Он не только говорил так, но и жил, не суетясь, возле «блистательной лестницы, возносящей чуть ли не на самый верх». Не только так жил, но и, «освободясь от заказной работы» (впрочем, всегда честной и добросовестной), писал лишь о том, что считал для себя самым важным и что подступало к горлу, неостановимо, по выражению Толстого, как кашель. И чем дальше, тем сосредоточеннее писал — точнее, ярче: в описаниях, в диалоге, в пейзаже.

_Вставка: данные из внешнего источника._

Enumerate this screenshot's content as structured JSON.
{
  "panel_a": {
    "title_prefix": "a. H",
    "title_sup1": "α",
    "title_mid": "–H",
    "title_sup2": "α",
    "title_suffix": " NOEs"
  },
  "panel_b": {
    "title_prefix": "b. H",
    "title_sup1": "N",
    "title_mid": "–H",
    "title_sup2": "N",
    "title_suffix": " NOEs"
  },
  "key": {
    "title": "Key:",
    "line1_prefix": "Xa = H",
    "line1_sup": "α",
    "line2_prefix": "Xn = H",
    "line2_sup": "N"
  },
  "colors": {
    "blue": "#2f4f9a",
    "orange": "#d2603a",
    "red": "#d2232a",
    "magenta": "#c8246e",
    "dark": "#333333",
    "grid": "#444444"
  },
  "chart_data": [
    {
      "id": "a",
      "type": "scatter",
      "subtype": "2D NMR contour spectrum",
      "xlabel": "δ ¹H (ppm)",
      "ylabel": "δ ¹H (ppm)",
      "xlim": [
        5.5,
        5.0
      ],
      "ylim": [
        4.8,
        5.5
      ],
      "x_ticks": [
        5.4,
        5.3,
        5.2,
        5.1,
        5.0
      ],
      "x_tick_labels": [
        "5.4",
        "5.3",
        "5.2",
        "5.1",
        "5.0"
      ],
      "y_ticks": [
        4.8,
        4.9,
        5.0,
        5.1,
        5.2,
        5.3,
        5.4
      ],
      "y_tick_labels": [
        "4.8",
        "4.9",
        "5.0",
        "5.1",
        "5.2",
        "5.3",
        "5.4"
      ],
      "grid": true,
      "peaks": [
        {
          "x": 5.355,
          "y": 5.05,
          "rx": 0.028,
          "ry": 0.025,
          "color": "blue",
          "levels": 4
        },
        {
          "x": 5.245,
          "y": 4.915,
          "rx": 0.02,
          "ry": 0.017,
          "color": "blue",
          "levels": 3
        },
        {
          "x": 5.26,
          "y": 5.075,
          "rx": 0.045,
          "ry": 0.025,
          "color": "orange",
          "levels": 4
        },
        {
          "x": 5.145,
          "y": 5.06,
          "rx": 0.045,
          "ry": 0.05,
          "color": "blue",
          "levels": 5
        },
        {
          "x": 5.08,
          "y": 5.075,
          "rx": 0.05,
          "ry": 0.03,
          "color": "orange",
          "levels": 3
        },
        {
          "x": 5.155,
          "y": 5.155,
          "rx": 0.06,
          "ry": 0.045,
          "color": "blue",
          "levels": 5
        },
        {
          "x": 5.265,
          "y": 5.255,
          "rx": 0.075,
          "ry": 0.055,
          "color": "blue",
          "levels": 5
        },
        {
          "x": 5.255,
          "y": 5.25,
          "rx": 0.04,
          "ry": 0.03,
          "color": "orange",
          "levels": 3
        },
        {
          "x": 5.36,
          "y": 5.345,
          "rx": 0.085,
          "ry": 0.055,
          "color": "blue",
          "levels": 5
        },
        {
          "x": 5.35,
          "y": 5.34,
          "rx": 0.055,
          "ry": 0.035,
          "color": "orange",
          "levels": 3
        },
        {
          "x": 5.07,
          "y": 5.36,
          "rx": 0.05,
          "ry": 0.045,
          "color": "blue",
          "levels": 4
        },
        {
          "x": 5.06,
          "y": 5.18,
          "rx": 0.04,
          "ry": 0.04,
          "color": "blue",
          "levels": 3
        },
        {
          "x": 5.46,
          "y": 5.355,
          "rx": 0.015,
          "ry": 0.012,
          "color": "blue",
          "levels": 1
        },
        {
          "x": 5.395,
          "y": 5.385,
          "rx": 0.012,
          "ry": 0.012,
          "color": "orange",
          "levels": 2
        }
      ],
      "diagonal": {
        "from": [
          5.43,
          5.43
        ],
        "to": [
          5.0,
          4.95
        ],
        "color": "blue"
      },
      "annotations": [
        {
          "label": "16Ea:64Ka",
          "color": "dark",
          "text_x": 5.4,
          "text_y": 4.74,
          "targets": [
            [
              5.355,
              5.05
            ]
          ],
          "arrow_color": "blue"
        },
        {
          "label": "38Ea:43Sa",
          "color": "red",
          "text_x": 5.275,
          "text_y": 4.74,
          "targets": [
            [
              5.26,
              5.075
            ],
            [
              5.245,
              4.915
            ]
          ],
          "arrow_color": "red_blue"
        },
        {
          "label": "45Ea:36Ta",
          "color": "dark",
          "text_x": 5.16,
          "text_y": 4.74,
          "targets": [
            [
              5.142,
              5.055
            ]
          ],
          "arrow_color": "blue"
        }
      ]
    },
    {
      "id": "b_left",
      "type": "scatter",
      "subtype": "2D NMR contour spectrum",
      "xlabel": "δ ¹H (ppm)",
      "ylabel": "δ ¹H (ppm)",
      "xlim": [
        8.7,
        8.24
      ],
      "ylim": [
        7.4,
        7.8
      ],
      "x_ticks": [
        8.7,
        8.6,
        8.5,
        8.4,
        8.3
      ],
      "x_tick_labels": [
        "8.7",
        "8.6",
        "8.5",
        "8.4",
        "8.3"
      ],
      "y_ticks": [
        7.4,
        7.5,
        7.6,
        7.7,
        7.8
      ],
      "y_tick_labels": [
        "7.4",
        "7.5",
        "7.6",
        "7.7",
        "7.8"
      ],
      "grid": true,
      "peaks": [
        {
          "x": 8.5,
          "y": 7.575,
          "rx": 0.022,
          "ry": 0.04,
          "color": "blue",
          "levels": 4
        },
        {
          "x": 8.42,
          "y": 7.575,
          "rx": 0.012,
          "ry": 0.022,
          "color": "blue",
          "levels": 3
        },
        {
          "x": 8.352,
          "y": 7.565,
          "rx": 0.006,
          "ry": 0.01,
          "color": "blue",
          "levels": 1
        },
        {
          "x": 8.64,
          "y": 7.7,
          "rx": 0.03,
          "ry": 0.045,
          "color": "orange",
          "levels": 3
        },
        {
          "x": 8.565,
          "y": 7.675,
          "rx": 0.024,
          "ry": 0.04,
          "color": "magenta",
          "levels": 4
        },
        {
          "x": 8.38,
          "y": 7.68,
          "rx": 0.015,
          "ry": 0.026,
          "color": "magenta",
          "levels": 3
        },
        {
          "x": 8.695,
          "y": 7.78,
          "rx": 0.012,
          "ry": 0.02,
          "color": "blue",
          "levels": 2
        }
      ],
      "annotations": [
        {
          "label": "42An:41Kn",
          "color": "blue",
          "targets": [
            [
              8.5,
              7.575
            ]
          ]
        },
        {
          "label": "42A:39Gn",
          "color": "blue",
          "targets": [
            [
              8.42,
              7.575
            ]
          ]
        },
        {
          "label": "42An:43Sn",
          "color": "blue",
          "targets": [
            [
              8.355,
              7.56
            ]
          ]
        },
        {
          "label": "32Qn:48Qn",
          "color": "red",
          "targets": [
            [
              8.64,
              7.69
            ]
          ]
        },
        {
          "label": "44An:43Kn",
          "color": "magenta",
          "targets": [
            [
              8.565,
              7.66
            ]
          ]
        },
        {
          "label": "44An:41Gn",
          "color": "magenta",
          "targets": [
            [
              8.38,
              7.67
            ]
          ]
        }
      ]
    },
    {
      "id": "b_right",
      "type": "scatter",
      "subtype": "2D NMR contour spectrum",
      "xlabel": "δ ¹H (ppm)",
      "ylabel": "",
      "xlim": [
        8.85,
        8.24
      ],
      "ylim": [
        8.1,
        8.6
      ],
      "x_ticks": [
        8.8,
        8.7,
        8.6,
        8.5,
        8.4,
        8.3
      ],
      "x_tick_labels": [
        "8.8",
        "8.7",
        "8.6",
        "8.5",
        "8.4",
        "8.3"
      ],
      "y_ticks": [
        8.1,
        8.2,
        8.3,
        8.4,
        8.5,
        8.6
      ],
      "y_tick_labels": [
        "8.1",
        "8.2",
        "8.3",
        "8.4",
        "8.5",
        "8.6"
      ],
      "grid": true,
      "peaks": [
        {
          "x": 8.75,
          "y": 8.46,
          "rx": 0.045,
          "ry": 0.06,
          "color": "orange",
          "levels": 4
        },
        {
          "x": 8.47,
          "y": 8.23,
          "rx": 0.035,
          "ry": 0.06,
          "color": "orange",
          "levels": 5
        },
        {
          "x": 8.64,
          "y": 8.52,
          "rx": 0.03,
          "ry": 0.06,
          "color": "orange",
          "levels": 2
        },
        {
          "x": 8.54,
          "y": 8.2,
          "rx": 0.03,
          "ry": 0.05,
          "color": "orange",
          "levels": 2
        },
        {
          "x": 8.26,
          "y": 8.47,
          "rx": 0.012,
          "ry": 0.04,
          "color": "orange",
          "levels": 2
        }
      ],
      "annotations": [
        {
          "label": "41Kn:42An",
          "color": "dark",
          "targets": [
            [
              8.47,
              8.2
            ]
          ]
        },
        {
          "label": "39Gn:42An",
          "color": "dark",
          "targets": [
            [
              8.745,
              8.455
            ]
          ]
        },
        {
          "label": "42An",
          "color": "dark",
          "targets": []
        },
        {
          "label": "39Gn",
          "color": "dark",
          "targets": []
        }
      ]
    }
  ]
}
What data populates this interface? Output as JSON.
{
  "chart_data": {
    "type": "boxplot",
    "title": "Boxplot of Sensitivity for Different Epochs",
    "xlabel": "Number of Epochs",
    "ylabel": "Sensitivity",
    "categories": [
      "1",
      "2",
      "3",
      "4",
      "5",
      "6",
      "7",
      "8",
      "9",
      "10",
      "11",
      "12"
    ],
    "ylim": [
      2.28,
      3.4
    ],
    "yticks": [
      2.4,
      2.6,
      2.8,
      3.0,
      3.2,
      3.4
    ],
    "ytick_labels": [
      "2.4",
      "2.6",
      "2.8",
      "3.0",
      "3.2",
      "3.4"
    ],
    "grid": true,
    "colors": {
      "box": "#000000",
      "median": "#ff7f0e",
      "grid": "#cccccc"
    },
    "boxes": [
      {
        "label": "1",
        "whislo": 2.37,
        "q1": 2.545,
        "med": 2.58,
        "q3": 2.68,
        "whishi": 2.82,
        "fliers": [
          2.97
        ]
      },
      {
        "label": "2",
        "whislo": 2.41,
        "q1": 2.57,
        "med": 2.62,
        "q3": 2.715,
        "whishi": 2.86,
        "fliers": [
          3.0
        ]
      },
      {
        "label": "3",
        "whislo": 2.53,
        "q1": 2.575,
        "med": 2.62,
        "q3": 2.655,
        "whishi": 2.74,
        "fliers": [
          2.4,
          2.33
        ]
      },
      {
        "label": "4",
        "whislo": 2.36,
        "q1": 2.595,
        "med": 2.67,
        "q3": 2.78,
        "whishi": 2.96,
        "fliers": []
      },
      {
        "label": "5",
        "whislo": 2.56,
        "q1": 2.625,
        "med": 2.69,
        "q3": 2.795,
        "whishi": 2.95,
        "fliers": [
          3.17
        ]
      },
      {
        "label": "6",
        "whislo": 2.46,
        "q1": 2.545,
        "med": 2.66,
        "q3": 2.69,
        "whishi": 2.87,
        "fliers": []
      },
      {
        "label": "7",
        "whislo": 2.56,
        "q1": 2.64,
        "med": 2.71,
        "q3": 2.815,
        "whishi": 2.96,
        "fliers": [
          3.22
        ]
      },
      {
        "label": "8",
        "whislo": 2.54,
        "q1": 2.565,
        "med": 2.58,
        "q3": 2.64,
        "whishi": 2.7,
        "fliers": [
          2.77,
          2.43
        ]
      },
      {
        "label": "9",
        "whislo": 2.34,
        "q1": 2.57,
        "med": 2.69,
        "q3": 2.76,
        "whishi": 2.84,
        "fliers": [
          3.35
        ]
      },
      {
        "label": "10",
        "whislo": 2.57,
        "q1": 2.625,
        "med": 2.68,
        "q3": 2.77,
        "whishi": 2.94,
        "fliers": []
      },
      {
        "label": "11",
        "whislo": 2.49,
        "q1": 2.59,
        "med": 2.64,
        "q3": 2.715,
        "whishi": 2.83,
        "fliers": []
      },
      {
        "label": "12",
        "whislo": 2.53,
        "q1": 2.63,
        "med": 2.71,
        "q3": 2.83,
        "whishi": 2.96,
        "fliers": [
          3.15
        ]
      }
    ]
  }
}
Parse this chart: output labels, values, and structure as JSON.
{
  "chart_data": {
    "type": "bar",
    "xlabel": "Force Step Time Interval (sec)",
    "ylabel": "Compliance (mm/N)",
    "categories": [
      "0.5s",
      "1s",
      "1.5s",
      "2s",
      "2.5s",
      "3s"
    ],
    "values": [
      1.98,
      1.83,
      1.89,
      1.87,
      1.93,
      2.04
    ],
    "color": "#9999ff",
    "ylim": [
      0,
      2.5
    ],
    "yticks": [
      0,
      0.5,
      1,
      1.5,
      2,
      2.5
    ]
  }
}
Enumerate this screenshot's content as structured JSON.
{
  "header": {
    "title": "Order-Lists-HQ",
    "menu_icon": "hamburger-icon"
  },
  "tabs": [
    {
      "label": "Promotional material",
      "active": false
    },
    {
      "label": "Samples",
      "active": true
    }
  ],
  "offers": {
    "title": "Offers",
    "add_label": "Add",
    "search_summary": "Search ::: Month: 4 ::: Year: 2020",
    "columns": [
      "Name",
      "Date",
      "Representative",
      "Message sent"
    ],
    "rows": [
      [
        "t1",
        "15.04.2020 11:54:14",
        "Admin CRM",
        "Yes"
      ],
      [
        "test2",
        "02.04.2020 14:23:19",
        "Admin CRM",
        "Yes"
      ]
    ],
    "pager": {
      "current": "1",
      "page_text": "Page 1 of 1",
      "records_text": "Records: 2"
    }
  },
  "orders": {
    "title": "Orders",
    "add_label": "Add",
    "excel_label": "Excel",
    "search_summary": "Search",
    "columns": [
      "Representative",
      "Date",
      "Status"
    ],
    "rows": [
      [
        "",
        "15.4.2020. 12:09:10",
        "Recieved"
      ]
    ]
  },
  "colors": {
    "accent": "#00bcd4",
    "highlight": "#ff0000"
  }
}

Казалось, ничем не вызывая на себя огонь, он продолжал лучшие традиции русской прозы, ясность ее языка, отсутствие какой-либо вычурности, тем не менее своеобразие его как художника непрерывно давало пищу для кривотолков. Его поразительная наблюдательность слишком часто переступала спокойные реалистические грани. Вокруг живой натуры, в основе своей (еще раз подчеркиваю) всегда достовернейшей, бесом вертелась его фантазия, и мысль обретала самые неожиданные повороты. Недаром он любил Гоголя. Схватившись за голову, как бы повторял вслед за ним: «Чепуха совершенная делается на свете. <…> И, однако же, при всем том, хотя, конечно, можно допустить и то, и другое, и третье, может даже… ну да, где не бывает несообразностей? <…>
…Кто что ни говори, а подобные происшествия бывают на свете, редко, но бывают».
Эти гоголевские слова так и просятся на страницы «Мастера и Маргариты».
Но он отнюдь не был фантастом. Он взрывал быт, докапывался до корней добра и зла, виртуозно владел контрастами и делал это разными способами.